Omicidio a Napoli: l’uomo ucciso era stato condannato per abusi su figli di un camorrista

Il reato di violenza sessuale per il quale avrebbe dovuto scontare 8 anni di carcere sarebbe stato commesso ai danni di due bambini, un maschietto e una femminuccia


NAPOLI – Lo scorso 12 settembre è stato condannato a otto anni di reclusione per violenza sessuale ai danni di minori, Sergio Carparelli, l’uomo di 54 anni assassinato a Napoli giovedì scorso (il 29 settembre), precisamente in via Marco Aurelio, al confine tra Soccavo e il Rione Traiano della città.

Chi ha ucciso il 54enne gli ha sparato contro sette colpi di pistola, che lo hanno raggiunto alla schiena e al torace?

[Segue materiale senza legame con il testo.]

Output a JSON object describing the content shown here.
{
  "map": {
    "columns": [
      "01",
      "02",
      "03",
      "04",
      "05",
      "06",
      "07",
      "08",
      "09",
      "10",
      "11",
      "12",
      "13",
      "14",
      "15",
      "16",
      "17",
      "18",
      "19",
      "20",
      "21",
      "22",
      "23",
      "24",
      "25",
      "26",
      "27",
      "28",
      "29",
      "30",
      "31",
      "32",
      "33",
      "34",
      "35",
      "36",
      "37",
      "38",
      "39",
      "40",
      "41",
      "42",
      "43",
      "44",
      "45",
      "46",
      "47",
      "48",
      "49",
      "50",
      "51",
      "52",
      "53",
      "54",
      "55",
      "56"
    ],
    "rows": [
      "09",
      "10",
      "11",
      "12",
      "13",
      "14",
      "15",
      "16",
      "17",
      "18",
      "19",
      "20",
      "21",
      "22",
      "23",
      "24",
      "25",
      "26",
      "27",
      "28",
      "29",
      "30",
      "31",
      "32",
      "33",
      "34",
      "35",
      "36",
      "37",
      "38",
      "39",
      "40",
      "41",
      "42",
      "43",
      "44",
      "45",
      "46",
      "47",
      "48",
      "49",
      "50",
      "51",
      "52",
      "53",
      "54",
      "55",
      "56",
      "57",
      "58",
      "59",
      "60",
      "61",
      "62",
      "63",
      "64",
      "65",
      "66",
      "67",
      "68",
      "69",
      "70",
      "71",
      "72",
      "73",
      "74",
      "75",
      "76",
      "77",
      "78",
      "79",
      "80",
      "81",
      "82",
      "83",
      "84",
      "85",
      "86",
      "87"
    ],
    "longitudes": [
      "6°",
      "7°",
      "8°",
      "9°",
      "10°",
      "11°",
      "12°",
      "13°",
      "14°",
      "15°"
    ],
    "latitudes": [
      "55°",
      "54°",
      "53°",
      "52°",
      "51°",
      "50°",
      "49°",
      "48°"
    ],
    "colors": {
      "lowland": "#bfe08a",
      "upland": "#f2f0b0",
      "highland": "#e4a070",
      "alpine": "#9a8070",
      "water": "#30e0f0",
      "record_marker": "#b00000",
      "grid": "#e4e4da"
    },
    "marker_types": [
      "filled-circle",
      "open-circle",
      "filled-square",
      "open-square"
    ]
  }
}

Il reato di violenza sessuale per il quale Carparelli è stato condannato sarebbe stato commesso ai danni di due bambini, un maschietto e una femminuccia, figli di un elemento di spicco della criminalità organizzata della zona.

A indagare sono i carabinieri coordinati dalla Procura partenopea, e gli inquirenti, al momento, non escludono alcuna ipotesi, neppure la vendetta, circa il movente dell’omicidio.